The attorney representing the mother of an infant who died of internal injuries said his client had no knowledge of any alleged physical abuse, calling her “very loving, very caring, very soft-spoken.”
The mother, 21-year-old Elizabeth Carter, was arrested shortly after her daughter, Violet Wojcik, was taken off life support. The father, 19-year-old Matthew Wojcik, was arrested nearly a month earlier on suspicion of felony child abuse — the day after their five-week-old infant was brought to the hospital with broken bones.
He remains in custody in lieu of $1-million bail after being charged with murder and felony child abuse causing death.
Carter faces one felony count of child abuse for allegedly permitting the infant to “be inflicted with unjustifiable physical pain and mental suffering,” according to a Los Angeles County Superior Court criminal complaint. She was released after posting $130,000 bail.
A woman who answered the phone at Carter’s home declined to comment, but her attorney, Paul Geller, said Monday that any accusation that his client was somehow complicit in Violet’s death was false and did not correspond with her as a person.
“She certainly attended to the baby’s health when she realized there was a problem,” Geller said. “She’s come across to me as very genuine, very loving, very caring, very soft-spoken.”
Facebook photos revealed a seemingly happy couple who both graduated from Glendale High School. Last year, they visited Washington to build houses for Habitat for Humanity, bowled with friends and hiked at the Deschutes River with Carter’s grandparents.
In a photo caption, Carter referred to Wojcik as the “lovee of my lifeee.”

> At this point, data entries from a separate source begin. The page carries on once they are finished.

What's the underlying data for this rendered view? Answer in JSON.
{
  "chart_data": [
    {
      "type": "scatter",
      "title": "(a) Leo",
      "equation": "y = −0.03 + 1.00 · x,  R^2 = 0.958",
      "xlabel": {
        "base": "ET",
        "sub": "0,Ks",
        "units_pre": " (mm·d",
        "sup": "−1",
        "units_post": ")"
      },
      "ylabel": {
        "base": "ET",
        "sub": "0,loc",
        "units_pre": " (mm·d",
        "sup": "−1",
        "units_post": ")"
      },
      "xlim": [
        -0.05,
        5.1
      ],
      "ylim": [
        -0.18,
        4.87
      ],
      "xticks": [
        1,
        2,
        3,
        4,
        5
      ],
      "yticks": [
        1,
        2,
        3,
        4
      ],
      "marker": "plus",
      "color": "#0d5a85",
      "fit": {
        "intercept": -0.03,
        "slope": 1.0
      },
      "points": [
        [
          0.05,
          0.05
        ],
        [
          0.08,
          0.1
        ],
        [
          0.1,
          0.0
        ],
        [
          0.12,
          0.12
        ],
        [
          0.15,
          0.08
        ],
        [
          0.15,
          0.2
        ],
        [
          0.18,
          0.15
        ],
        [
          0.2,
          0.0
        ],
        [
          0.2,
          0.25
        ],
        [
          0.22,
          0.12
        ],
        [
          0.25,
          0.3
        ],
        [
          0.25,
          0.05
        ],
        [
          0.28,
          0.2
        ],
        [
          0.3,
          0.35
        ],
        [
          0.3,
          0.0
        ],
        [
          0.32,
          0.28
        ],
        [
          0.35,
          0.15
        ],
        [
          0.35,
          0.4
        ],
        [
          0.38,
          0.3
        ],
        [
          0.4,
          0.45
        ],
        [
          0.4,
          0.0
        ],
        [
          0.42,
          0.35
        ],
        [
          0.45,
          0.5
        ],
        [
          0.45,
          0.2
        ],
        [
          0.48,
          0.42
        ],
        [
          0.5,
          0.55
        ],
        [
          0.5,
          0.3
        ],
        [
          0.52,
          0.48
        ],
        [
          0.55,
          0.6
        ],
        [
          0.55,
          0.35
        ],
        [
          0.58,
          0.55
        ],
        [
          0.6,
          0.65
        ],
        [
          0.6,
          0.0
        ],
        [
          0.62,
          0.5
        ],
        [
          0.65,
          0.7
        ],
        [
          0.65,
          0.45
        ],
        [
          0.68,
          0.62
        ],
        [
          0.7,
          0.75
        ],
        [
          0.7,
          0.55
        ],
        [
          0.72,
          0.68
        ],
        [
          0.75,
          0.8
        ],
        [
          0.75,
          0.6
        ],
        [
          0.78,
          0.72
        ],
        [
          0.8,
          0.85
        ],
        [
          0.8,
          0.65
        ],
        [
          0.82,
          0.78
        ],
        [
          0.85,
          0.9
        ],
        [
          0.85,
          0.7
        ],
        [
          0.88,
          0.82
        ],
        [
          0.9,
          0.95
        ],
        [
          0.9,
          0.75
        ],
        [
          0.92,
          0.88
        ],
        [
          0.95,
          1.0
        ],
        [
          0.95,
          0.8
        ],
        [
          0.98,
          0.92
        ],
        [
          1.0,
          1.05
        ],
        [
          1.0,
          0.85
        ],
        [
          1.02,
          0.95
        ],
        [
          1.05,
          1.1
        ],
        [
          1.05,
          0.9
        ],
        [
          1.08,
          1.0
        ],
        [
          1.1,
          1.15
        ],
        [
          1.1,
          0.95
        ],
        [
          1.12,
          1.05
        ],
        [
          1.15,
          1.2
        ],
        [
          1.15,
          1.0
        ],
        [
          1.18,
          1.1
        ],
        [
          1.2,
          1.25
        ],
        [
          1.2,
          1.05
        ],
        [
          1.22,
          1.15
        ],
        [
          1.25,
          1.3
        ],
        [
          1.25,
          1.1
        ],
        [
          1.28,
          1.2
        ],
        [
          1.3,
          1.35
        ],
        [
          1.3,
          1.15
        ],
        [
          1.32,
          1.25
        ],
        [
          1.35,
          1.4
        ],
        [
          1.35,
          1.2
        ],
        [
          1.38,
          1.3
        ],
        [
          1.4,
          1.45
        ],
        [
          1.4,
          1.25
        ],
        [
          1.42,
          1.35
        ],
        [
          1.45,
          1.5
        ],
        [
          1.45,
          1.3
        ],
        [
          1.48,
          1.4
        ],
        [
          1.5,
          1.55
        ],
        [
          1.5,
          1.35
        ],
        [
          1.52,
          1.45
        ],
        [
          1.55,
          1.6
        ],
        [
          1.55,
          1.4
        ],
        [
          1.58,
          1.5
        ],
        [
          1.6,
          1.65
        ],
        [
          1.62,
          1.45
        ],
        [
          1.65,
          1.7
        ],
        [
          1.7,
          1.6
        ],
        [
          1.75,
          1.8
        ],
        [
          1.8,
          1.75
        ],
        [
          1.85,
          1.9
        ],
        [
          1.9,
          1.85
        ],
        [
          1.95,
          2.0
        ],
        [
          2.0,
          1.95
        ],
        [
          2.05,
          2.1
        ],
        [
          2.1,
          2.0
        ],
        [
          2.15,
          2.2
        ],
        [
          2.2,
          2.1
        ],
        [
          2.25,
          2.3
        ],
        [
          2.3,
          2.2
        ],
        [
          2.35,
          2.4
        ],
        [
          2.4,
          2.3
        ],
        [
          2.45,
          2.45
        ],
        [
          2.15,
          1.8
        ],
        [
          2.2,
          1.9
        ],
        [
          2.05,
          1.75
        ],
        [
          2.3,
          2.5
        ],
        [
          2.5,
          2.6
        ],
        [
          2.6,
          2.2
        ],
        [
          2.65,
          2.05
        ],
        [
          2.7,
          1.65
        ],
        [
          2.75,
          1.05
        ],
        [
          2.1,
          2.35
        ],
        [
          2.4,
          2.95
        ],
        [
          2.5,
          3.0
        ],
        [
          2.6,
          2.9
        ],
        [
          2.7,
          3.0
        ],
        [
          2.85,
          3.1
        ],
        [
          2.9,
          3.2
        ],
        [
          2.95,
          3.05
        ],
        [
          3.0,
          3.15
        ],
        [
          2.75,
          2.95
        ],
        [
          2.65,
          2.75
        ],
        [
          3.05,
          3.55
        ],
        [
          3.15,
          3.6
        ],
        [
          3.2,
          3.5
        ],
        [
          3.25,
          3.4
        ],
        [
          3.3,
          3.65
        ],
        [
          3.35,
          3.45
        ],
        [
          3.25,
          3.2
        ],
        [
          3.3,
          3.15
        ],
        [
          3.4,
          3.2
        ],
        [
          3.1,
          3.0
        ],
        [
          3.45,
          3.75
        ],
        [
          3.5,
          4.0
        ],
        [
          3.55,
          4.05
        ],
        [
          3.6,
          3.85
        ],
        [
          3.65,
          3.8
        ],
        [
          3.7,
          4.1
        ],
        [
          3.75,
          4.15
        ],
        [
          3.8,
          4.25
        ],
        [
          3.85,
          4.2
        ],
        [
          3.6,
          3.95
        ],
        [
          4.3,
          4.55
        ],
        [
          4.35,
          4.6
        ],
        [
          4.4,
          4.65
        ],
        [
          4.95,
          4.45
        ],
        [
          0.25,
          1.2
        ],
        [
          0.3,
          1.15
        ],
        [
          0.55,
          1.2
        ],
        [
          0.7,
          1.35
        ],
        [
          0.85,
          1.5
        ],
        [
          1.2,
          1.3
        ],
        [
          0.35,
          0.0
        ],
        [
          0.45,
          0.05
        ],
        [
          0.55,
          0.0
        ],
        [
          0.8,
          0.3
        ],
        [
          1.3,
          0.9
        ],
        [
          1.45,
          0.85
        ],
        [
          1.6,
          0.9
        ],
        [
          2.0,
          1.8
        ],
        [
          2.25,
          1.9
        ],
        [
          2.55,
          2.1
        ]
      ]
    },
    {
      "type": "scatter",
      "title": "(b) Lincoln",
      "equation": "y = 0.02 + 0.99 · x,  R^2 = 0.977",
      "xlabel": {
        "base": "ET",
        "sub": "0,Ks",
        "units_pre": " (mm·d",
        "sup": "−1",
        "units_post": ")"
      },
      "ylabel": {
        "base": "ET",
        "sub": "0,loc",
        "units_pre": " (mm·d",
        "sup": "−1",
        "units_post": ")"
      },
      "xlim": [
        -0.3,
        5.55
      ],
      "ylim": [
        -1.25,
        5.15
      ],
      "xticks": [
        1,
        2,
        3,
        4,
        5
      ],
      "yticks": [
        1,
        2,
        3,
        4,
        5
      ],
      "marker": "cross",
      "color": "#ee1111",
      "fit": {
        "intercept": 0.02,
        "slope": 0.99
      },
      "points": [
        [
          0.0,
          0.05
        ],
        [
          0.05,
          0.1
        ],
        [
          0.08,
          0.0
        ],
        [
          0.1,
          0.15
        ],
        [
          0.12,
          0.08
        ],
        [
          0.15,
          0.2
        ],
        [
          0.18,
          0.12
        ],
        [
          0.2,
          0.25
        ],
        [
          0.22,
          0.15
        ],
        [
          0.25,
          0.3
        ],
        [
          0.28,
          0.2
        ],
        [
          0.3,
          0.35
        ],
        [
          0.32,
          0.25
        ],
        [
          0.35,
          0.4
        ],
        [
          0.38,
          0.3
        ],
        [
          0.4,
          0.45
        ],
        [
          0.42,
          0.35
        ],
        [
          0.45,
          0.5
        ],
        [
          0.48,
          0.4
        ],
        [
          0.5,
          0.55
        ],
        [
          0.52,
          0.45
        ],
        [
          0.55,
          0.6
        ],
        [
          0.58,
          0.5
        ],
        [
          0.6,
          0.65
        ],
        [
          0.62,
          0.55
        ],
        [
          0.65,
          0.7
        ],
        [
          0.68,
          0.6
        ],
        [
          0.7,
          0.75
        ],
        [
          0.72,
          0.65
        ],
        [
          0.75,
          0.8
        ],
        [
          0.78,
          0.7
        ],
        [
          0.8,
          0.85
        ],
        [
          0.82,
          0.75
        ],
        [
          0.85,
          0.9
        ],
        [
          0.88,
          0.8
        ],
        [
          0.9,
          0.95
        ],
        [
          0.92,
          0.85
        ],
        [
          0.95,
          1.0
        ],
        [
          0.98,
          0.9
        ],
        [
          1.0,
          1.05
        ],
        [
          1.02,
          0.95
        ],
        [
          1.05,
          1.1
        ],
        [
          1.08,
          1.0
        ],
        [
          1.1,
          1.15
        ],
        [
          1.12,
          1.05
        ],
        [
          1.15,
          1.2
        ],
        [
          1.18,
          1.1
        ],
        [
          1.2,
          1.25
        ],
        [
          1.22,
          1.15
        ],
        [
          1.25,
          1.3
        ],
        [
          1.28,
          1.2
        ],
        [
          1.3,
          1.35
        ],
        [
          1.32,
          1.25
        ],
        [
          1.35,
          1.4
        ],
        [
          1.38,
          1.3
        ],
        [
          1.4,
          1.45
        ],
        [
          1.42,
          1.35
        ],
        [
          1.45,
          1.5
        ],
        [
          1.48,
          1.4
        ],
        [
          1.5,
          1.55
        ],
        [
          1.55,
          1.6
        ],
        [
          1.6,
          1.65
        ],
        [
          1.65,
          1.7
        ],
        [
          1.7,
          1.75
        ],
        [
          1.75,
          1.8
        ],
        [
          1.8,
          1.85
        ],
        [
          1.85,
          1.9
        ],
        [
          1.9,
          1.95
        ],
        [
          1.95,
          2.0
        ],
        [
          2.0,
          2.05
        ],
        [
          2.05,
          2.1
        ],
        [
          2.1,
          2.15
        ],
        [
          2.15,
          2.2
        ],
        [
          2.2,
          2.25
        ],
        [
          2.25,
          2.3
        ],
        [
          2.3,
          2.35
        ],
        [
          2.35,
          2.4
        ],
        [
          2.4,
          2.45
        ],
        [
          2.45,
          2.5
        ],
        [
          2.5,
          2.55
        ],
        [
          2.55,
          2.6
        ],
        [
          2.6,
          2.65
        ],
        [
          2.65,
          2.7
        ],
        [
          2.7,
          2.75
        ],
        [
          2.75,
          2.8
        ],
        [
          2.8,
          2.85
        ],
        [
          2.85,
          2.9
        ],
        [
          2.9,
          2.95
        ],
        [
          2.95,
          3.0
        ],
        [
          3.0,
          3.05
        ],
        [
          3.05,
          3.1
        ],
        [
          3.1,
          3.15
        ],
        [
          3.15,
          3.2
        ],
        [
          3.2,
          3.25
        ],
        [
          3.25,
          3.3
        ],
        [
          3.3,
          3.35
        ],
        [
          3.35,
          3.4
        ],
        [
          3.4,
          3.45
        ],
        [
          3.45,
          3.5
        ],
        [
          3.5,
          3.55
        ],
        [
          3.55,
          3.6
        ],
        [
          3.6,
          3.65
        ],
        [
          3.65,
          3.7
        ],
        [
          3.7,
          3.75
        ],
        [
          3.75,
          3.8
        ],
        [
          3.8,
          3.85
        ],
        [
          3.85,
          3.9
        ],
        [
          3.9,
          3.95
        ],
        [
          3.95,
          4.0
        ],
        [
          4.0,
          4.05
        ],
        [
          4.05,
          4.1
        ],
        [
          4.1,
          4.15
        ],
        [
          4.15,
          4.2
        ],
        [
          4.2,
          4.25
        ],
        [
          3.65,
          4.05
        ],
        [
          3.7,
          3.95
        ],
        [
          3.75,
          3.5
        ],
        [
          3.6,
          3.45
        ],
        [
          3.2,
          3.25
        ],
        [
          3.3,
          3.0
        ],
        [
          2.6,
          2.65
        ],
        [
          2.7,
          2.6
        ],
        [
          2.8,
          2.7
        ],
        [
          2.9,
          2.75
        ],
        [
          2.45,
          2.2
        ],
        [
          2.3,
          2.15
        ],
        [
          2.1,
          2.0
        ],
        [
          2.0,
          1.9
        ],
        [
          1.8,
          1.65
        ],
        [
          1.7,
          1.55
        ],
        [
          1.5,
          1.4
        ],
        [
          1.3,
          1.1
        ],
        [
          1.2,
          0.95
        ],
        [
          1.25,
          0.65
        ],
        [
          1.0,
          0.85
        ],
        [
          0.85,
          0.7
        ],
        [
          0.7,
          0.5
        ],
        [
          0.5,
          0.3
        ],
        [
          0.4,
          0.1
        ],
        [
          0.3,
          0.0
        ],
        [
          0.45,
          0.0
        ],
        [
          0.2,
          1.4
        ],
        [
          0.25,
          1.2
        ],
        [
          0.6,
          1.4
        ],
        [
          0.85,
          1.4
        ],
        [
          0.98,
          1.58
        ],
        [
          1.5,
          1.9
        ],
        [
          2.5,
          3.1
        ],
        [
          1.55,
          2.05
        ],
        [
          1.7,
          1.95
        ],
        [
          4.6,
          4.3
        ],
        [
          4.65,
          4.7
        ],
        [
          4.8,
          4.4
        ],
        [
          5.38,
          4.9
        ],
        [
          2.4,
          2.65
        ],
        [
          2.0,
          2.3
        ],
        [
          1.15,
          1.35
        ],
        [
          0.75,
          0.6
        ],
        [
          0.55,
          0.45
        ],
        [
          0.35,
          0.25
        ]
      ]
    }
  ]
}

But on Oct. 23, the couple’s baby, Violet, was admitted to a local hospital with broken bones and injuries that appeared to be a result of child abuse, prompting hospital employees to contact Burbank police.
After interviewing hospital staff and parents, police arrested Matthew Wojcik.
Two days later, he pleaded not guilty to two counts of felony child abuse — charges that have since been amended to murder, according to the Los Angeles County district attorney's office.
Carter, on the other hand, wasn’t arrested until nearly a month later.
She is due in court next month.
“I’m a little surprised that she was arrested so late in the investigation,” Geller said. “If the prosecutors felt that she had contributed to the endangerment of the child, I don’t know why it took so long for her to be formally arrested.”
Wojcik is due back in court on Monday. His public defender on Tuesday declined to comment on the case.
The baby — who Burbank Police Lt. Eddie Ruiz at the time said was “shaken very hard, which caused internal injuries” — was taken off life support Nov. 9.
“[Carter] had to go through an extremely difficult emotional decision to take the baby off life support,” Geller said. “To now project her to prosecution after having to deal with that emotional decision I think is questionable.”
Carter currently works at Lowe’s Home Improvement in Burbank, a company representative confirmed Monday.
A co-worker — who asked to remain anonymous because she wasn’t authorized to speak to the media at work — said no one at Lowe’s knew Carter was pregnant until she took a leave of absence two weeks before her baby was due.
A few weeks after the baby was born though, Carter and her grandmother brought the child to Lowe’s to “show her off,” the co-worker said, adding that Carter seemed doting and loving.
“She was asking new-mom questions,” like whether it was OK to fall asleep with her baby on her chest, the co-worker said. “She said, ‘I would be worried I’d roll on [her].’”
The day before Violet died, Carter posted a photo on her Facebook profile of her and the baby. In the pictures, Violet was sleeping, donning a blue dress with colorful polka dots. The post didn’t note the baby’s death.
Facebook friends were surprised and congratulatory.
“Omg!!! You had a baby!!!! I didn't even know you were pregnant!!! Congrats!!!;) soo happy for you!!!” one friend wrote that evening.
Prior to Wojcik’s arrest, the couple was living together in Carter’s grandmother’s home in Burbank, Geller said.
Carter’s co-worker said the young mother had disclosed her child’s hospitalization and death, but did not reveal details.
“She said she didn’t want to discuss it. I said, ‘I’ll pray for you,’” Carter’s co-worker said. “She said, ‘Thank you, please pray for my baby.’”
The Lowe’s employee was unaware Monday of the child abuse charges against Carter, but had advised Carter over the weekend via text message and email to seek employee relief from Lowe’s for Violet’s funeral.
“She was saying her heart was broken and she was having trouble getting out of the bed,” the employee said. “I asked her how [Wojcik] was holding up and she said he was having trouble but he was hanging in.”
If convicted, Wojcik faces up to life in state prison.
Carter, on the other hand, faces up to 10 years in state prison if convicted, according to the criminal complaint.
Staff writer Kelly Corrigan contributed to this report.